Длинные косы и платье у нее были все в снегу. Я поддержала ее под руку, настолько потрясенная, что едва смогла подобрать слова:
– Что сейчас такое произошло?
– Идем же, – попросила Кунегунда с беспокойством на лице.
– Что ты сделала? – повторила я. – Что это было?
– Помоги мне вернуться домой. Сейчас же. Нельзя, чтобы меня заметили. Помнишь, как я рассказывала о повелении меня убить?
Я двинулась в сторону башни.
– Объясни мне, что ты сделала.
Шагая рядом со мной, она заговорила медленно и с одышкой, будто это требовало огромных усилий.
– Все, что свершилось, обратимо. Даже помещение души в плоть. Те слова освободили мою душу. Освободившись, она вселилась в Эрсте, и мы полетели сквозь лес, чтобы найти источник шума.
Я поморгала, не в силах ухватить смысл сказанного.
– Ты видела их сама?
Кунегунда с тревогой посмотрела на деревья.
– С веток ближайшей ели, его глазами, – кивнула на птицу у себя на плече.
В сосновых иголках засвистел ветер. Мои мысли заметались. По всему выходило, что меня действительно покинуло умение чувствовать души. Чему тут удивляться, подумала я хмуро. Остальное тоже пропало. Способность слышать матушкин голос. Или спать по ночам.
Я сердито зашагала по снегу следом за Кунегундой.
Мы спешили обратно к кругу, а у меня в голове крутились слова матери о киндефрессере. Она могла принимать любой облик. Все эти янтарноглазые вороны, прилетавшие ко мне, когда я была маленькой… Божьи зубы. Как там сказала Кунегунда, когда я только пришла? Эрсте делает, что хочет. Птица привела меня к ее башне. Кунегунда в нем привела меня к своей башне.

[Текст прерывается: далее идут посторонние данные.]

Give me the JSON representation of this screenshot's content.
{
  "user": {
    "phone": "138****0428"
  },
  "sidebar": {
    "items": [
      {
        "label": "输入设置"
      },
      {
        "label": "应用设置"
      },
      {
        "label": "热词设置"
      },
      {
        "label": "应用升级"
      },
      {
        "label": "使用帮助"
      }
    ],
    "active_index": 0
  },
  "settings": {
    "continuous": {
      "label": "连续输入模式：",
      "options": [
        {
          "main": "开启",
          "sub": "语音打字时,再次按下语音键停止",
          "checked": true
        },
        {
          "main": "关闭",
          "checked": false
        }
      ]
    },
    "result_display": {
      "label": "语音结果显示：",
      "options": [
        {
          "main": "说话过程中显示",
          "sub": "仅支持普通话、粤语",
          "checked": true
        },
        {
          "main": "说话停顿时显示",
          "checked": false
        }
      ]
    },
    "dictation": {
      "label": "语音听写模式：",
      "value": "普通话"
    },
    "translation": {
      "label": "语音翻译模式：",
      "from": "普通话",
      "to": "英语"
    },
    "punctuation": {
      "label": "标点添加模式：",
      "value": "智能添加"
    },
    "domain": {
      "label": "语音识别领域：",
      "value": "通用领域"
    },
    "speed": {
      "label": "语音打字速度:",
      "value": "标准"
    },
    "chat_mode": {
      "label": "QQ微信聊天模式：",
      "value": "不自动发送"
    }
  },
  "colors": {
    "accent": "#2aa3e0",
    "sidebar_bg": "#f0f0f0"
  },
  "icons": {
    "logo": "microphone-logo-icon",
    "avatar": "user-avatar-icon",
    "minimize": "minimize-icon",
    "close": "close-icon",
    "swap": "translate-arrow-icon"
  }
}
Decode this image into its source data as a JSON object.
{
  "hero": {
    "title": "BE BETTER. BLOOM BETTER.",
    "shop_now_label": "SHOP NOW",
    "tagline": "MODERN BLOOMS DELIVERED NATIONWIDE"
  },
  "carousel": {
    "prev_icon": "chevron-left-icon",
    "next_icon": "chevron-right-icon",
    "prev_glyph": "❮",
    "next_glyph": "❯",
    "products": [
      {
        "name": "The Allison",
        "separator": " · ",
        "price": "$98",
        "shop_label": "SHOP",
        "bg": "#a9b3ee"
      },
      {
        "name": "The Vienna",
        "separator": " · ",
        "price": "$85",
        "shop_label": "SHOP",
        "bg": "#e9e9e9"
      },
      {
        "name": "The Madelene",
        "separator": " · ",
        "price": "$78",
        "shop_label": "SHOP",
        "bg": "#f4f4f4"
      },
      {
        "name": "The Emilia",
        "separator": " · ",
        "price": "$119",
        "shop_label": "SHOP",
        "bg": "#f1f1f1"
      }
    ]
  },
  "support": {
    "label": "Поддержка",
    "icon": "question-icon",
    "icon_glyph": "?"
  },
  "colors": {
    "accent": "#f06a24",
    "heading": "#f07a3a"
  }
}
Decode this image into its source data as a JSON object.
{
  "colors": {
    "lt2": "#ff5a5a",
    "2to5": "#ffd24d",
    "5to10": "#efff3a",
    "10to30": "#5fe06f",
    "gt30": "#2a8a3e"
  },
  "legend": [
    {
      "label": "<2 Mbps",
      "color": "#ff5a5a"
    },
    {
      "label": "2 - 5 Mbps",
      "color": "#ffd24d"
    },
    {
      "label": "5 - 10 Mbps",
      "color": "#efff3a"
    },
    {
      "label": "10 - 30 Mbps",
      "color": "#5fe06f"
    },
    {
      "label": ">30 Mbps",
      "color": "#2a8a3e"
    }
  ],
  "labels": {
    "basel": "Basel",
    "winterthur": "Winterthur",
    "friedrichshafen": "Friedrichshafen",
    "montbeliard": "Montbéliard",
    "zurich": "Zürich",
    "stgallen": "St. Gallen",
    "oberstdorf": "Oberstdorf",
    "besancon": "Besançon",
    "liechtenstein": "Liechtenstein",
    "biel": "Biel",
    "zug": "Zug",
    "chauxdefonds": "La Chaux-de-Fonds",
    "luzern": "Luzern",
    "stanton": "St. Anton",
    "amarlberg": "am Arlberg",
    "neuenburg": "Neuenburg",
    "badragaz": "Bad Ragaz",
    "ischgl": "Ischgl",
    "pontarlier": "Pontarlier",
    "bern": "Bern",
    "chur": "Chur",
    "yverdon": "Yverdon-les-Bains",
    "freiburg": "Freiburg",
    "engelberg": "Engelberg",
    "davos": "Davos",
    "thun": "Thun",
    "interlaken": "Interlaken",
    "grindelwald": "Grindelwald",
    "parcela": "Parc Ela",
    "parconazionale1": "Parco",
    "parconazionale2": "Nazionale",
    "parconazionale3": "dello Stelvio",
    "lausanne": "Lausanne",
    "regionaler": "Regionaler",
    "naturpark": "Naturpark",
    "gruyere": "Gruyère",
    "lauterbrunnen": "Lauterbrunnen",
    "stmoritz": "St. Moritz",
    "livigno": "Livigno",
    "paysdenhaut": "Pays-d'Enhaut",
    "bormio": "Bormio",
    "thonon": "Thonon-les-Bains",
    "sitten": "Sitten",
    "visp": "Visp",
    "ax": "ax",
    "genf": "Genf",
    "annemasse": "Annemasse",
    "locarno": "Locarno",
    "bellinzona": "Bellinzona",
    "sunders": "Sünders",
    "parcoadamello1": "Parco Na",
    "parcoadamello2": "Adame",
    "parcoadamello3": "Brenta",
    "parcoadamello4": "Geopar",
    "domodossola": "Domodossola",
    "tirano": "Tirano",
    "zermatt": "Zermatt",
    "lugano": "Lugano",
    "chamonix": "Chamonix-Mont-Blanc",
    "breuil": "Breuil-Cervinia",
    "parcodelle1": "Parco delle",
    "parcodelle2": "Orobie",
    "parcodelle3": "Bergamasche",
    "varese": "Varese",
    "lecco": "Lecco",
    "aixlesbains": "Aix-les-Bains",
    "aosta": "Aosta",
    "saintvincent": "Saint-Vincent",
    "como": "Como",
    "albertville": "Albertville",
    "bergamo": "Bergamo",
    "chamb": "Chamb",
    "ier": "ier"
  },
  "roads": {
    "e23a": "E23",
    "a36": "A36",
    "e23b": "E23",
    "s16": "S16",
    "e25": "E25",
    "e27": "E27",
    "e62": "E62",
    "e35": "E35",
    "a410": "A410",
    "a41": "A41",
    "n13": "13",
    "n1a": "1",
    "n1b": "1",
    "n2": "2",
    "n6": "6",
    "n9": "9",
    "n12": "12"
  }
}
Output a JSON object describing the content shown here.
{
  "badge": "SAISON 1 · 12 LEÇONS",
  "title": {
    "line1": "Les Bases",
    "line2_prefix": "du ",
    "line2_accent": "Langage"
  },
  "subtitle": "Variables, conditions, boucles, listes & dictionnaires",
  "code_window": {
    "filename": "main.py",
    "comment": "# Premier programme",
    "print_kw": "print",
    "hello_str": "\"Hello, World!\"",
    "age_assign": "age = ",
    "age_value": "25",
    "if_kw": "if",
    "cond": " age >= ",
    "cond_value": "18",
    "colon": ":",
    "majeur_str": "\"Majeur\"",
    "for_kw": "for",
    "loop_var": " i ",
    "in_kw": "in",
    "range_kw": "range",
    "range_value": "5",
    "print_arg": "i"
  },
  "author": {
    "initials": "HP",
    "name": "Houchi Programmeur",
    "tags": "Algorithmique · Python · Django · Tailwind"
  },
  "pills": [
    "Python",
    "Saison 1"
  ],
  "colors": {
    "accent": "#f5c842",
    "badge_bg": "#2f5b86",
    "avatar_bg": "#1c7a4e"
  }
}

– Часто ты так перемещаешься?
– Нет, – сказала она, прерывисто выдыхая. – Далеко так не уйти. Тебя могут убить точно так же, как и в собственном теле. Обитать в птице опасно.
Когда мы добрались до башни, Кунегунда вымыла руки и попросила проводить ее наверх до постели, предупредив меня, что она может какое-то время не просыпаться. Той ночью, лежа в кровати, я пыталась осмыслить новые знания. Мой отец бы сбежал от вида того, что я наблюдала в лесу, или, по меньшей мере, потребовал бы от Кунегунды пройти изгнание. Я подумала о ее давних словах о том, что альраун сделает меня восприимчивой к демонам. Так ли уж она боялась демонов или только делала вид, чтобы заставить меня их бояться?
Мой дар начал угасать почти сразу, как я стала жить здесь, когда после моего рассказа о голосе Кунегунда начала давать мне порошок из крыжовника. С чего я вообще поверила, будто в нем был альраун? А если вместо этого она примешивала туда что-нибудь, подавлявшее мои способности?
Я вытащила из кошелька амулет матери-птицы и поводила руками по ее изгибам, но ничего не произошло. Уже несколько месяцев ничего не происходило. Лежа в темноте, я сжала пальцы, обхватив ладонью холодный камень, и стала молиться о совете и подмоге.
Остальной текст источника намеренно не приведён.